Vijfde ziekte en zwangerschap
Hoewel de vijfde ziekte voor kinderen over het algemeen onschuldig is, kan het bij zwangere vrouwen wel voor problemen zorgen. Als je in de eerste helft van je zwangerschap de vijfde ziekte krijgt, is er namelijk een kans van 9 procent op een miskraam. In het tweede trimester (tot 20 weken) kan een infectie met het virus zich uiten door grote vochtophopingen bij de foetus. Dit wordt hydrops foetalis genoemd en kan samengaan met een ernstige bloedarmoede.
Na de 20 weken is er geen verhoogd risico meer op deze problemen. Het is wel mogelijk dat je een infectie vóór de 20 weken oploopt, maar dat de problemen pas duidelijk worden na de 20 weken. Gelukkig heeft 60 tot 70 procent van de vruchtbare vrouwen de vijfde ziekte al eens gehad en dus antistoffen aangemaakt tegen het virus.
Zwanger en contact gehad met iemand met parvovirus B-19
Ben je in de eerste 20 weken van je zwangerschap en heeft iemand in jouw omgeving de vijfde ziekte? Dan is het goed om contact op te nemen met de huisarts. Hij of zij kan bloedonderzoek doen om te bepalen of je al antistoffen tegen de ziekte hebt.
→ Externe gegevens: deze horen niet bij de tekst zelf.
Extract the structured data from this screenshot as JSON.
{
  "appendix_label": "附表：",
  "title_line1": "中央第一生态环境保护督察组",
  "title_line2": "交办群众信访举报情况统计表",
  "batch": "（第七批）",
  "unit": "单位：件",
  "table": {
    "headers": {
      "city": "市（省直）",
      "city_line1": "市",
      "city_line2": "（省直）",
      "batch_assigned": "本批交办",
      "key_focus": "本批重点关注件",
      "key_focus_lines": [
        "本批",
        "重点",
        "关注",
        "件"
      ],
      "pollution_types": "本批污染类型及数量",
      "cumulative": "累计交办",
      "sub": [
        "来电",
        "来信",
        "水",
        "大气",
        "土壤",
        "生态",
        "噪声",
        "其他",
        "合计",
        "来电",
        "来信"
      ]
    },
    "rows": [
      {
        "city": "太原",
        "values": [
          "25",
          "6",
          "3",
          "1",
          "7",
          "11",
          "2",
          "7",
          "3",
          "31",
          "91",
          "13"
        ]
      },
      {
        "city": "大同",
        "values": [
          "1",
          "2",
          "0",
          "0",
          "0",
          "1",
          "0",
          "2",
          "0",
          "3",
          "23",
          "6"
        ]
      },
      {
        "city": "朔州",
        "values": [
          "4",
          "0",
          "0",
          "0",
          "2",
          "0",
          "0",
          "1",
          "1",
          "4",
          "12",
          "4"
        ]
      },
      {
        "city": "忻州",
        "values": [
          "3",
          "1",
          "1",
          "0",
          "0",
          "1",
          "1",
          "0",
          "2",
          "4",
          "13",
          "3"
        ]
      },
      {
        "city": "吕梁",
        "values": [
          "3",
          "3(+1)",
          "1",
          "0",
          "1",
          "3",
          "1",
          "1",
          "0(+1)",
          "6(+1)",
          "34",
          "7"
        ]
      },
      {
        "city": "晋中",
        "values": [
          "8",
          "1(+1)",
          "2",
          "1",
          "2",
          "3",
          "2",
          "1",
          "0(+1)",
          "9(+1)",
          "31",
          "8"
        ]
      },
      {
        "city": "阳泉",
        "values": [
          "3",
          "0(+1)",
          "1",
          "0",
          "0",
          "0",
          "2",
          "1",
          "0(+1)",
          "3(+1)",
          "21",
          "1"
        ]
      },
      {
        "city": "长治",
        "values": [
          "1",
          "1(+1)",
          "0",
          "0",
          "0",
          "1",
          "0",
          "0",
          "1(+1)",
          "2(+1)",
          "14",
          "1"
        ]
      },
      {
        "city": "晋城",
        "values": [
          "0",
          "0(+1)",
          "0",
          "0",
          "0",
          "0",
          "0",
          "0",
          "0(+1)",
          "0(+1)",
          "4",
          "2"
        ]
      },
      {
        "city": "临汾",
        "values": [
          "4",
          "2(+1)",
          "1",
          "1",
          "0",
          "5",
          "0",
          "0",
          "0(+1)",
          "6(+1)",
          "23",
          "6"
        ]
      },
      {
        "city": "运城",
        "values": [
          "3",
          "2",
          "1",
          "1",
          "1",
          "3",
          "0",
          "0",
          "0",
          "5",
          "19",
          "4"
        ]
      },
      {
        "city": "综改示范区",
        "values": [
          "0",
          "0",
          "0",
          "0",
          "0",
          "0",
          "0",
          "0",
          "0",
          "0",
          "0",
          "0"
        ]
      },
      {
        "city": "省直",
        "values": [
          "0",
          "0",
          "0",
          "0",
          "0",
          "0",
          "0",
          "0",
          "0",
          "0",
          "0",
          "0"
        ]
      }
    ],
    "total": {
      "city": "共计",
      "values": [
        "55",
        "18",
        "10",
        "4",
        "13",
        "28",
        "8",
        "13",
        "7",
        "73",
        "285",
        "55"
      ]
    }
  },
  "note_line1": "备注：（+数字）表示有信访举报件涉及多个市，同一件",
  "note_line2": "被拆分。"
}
Dit is alleen nodig als de kans op besmetting erg groot is, bijvoorbeeld als je zelf symptomen hebt of als je eigen kind de vijfde ziekte heeft. Als blijkt dat je de ziekte hebt opgelopen, word je verwezen naar de gynaecoloog om je zwangerschap goed in de gaten te houden.
De huisarts kan je daarnaast adviseren over eventuele maatregelen om de kans op besmetting zo klein mogelijk te maken. Werk je bijvoorbeeld in de kinderopvang, het basisonderwijs of de gezondheidszorg en is daar een parvovirus B-19-uitbraak, dan wordt geadviseerd om de werkplek tijdelijk te vermijden. Na 3 weken of als je de 20 weken voorbij bent, is contact met kinderen op je werk weer veilig. De kans dat je besmet raakt bij het van school of de opvang halen en brengen van je eigen kinderen, lijkt erg klein.
Andere risicogroepen
Ook bij bepaalde chronische vormen van bloedarmoede (zoals sikkelcelziekte of een thalassemie) of een immuunstoornis (bijvoorbeeld leukemie) kan de vijfde ziekte problemen opleveren. De complicaties die dan optreden zijn gelukkig meestal goed te behandelen.